I imagine that many Americans are feeling pretty burned out politically after the past election, but if I can be forgiven, there is a comparison I would like to make between American art and American politics. In both there are essentially two camps (I know this is an extreme oversimplification, but please bear with me): one group values the establishments of the past, and the other presses for new strategies and ideas. Politicians and artists in one camp attack the other other camp, and, with both politics and art, neither is willing to accept the other and the divide grows wider. In art both sides claim that the other side is not art.

I overheard a few days ago a painting professor telling his class that accurate representational painting is not art--that a teacher cannot teach a student how to paint because they will never learn to be creative. I of course disagree with that philosophy because while It is true that mechanical representation is boring and lifeless, creativity that is dictated by inability is hardly creative. This example represents the tension between the side of art that admires and appreciates the skill and dedication required to create visual interest and beauty, and the side that rejects the aesthetics of the past or seeks to illuminate some great unknown or question perception. The problem, as I see it, is that neither side can see the value of the other side.

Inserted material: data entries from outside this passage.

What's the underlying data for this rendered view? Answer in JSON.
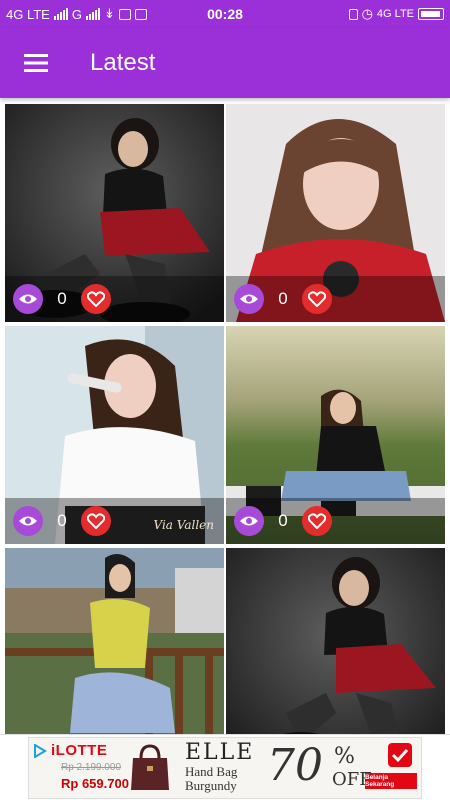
{
  "status_bar": {
    "left_text": "4G LTE",
    "carrier_g": "G",
    "time": "00:28",
    "right_text": "4G LTE"
  },
  "app_bar": {
    "title": "Latest",
    "menu_icon": "hamburger-menu-icon"
  },
  "cards": [
    {
      "views": "0",
      "watermark": ""
    },
    {
      "views": "0",
      "watermark": ""
    },
    {
      "views": "0",
      "watermark": "Via Vallen"
    },
    {
      "views": "0",
      "watermark": ""
    },
    {
      "views": "",
      "watermark": ""
    },
    {
      "views": "",
      "watermark": ""
    }
  ],
  "ad": {
    "brand": "iLOTTE",
    "old_price": "Rp 2.199.000",
    "price": "Rp 659.700",
    "headline": "ELLE",
    "desc_line1": "Hand Bag",
    "desc_line2": "Burgundy",
    "discount": "70",
    "percent_sign": "%",
    "off_text": "OFF",
    "cta": "Belanja Sekarang"
  },
  "colors": {
    "primary": "#9b30d9",
    "view_button": "#a84ad8",
    "like_button": "#e52c2c"
  }
}
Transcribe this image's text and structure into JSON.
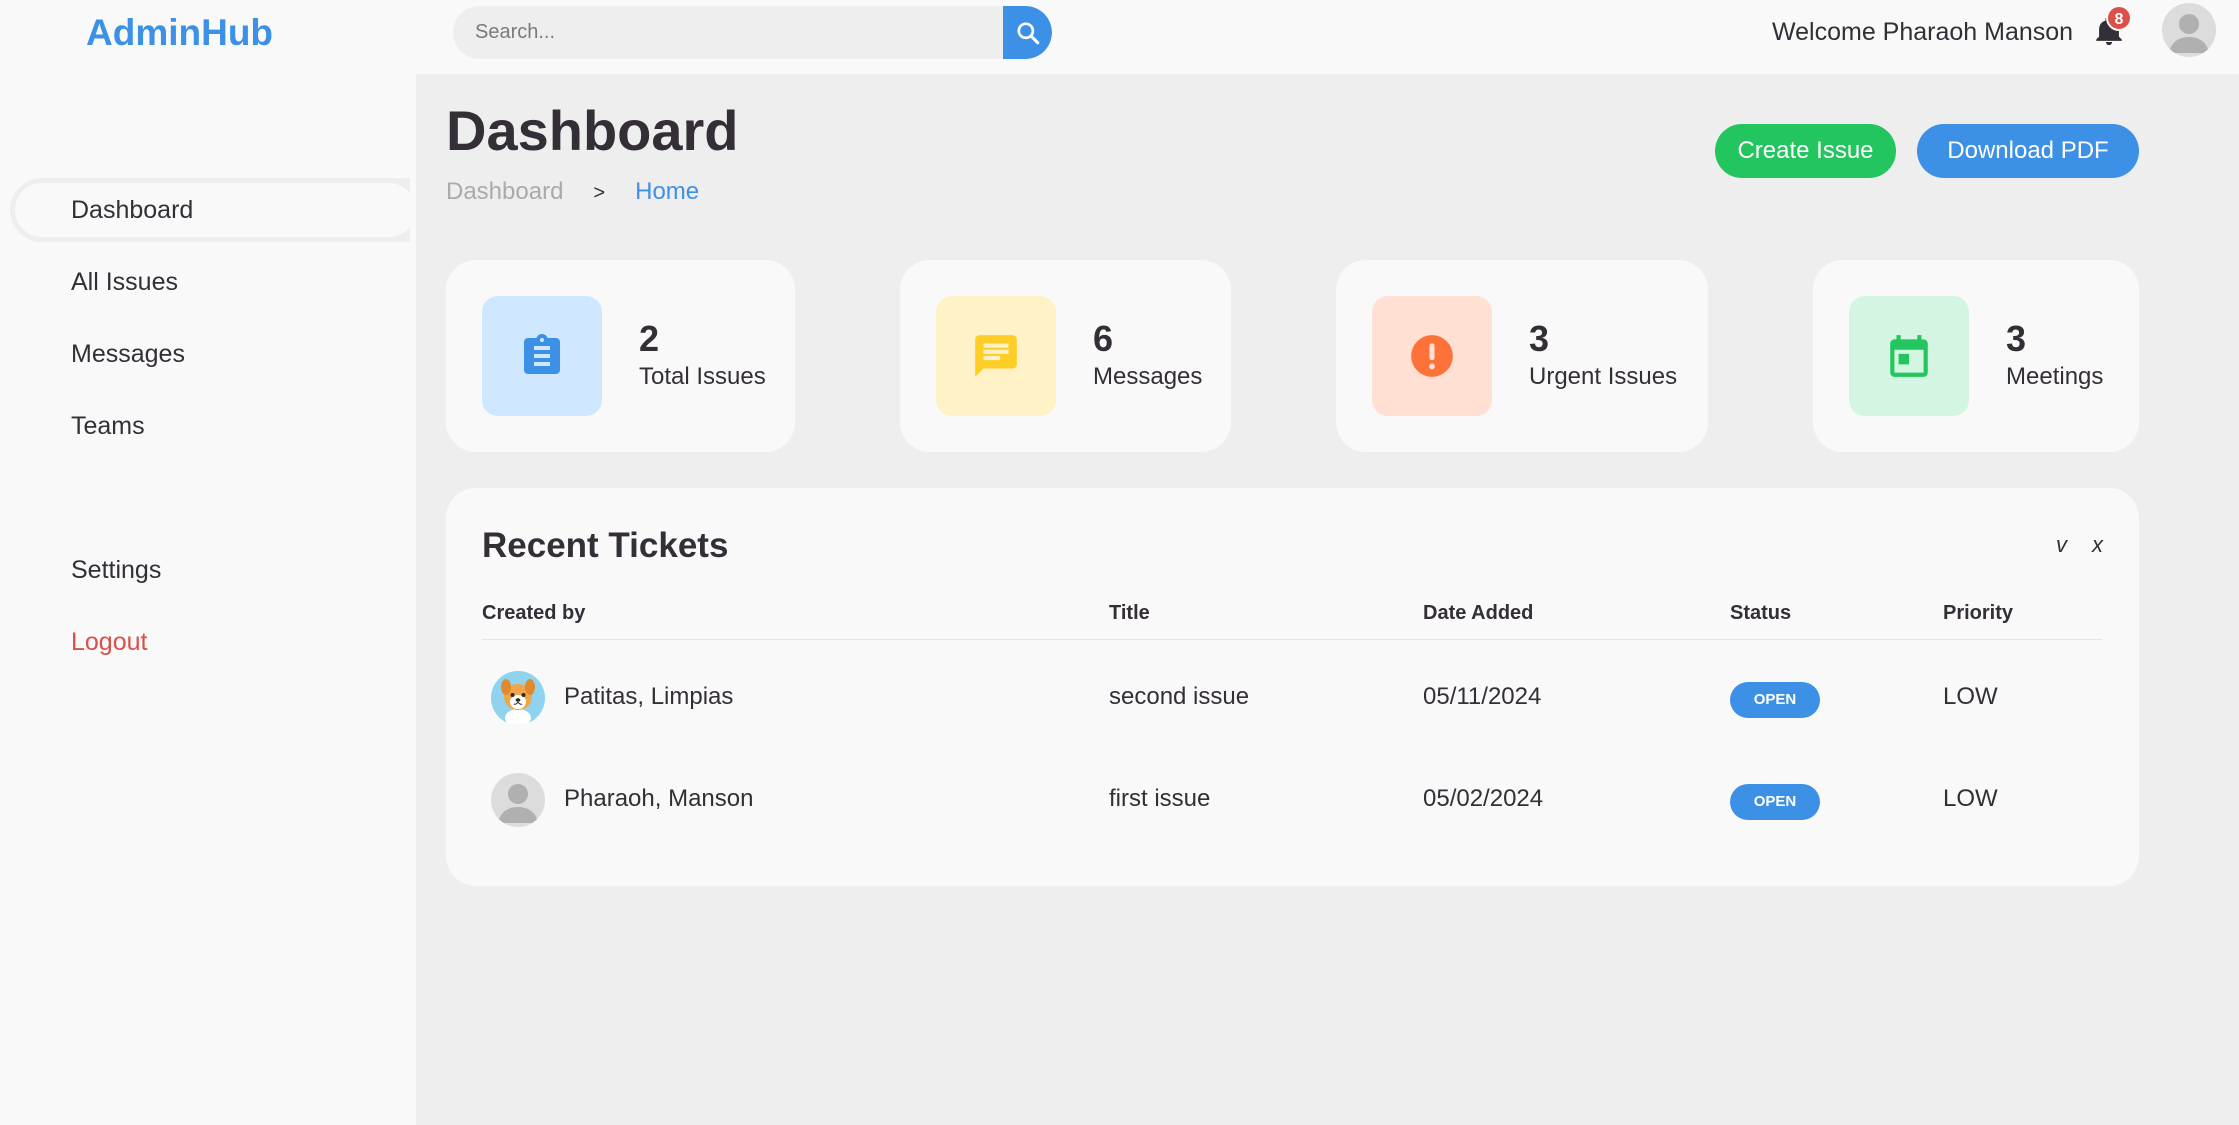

I taught a painting workshop last summer in a city several hours from here. Near the location of the workshop is a university with an art program. Many of my students were students of this university who came to my workshop to learn HOW to paint because they could not learn it there. They complained to me about how terrible, in their opinion, the art program was and described "swirls of paint" and "throwing mud at canvas" from painting classes they took there. I was sympathetic because I felt like I had also been a victim of an academic art imbalance.

Realism and traditional skill in representation are uncommon in academia. A person who wants to learn to paint representationally may have a difficult time learning it at many colleges or universities because many art professors don't appreciate it, and/or they don't know how to do it.

Without diversity of artistic recognition and appreciation art is like a hand with all thumbs, making for some pretty awkward stuff.

My work is obviously representational and I appreciate traditional skill and craftsmanship, but that doesn't mean I don't also appreciate work that is far different from my own. In fact I had the opportunity recently to view the work of an art graduate student that I found absolutely exciting and fascinating despite the fact that I had absolutely no desire to create work that was similar in any way to hers. He work was conceptual in nature and challenged social rules and forced the viewer to reevaluate their instinctual obedience to these rules. I loved the way it was presented, and I thought it was exceptional, but I knew I could not make work like hers. I don't want to, and I think that's ok.

I believe in balance. Imagine if Republicans and Democrats, liberals and conservatives, capitalists and socialists, Tea Partyists and Occupiers, and artist of all kinds learned to appreciate the perspectives and values of those they currently see as rivals. A wheel and and engine may be quite different, but neither can get very far on its own. There is a benefit to accepting differences and working together. Like a sophisticated machine, each part plays an important role.

Art should be a celebration of diversity in all its forms. Let's stop saying "That's not art."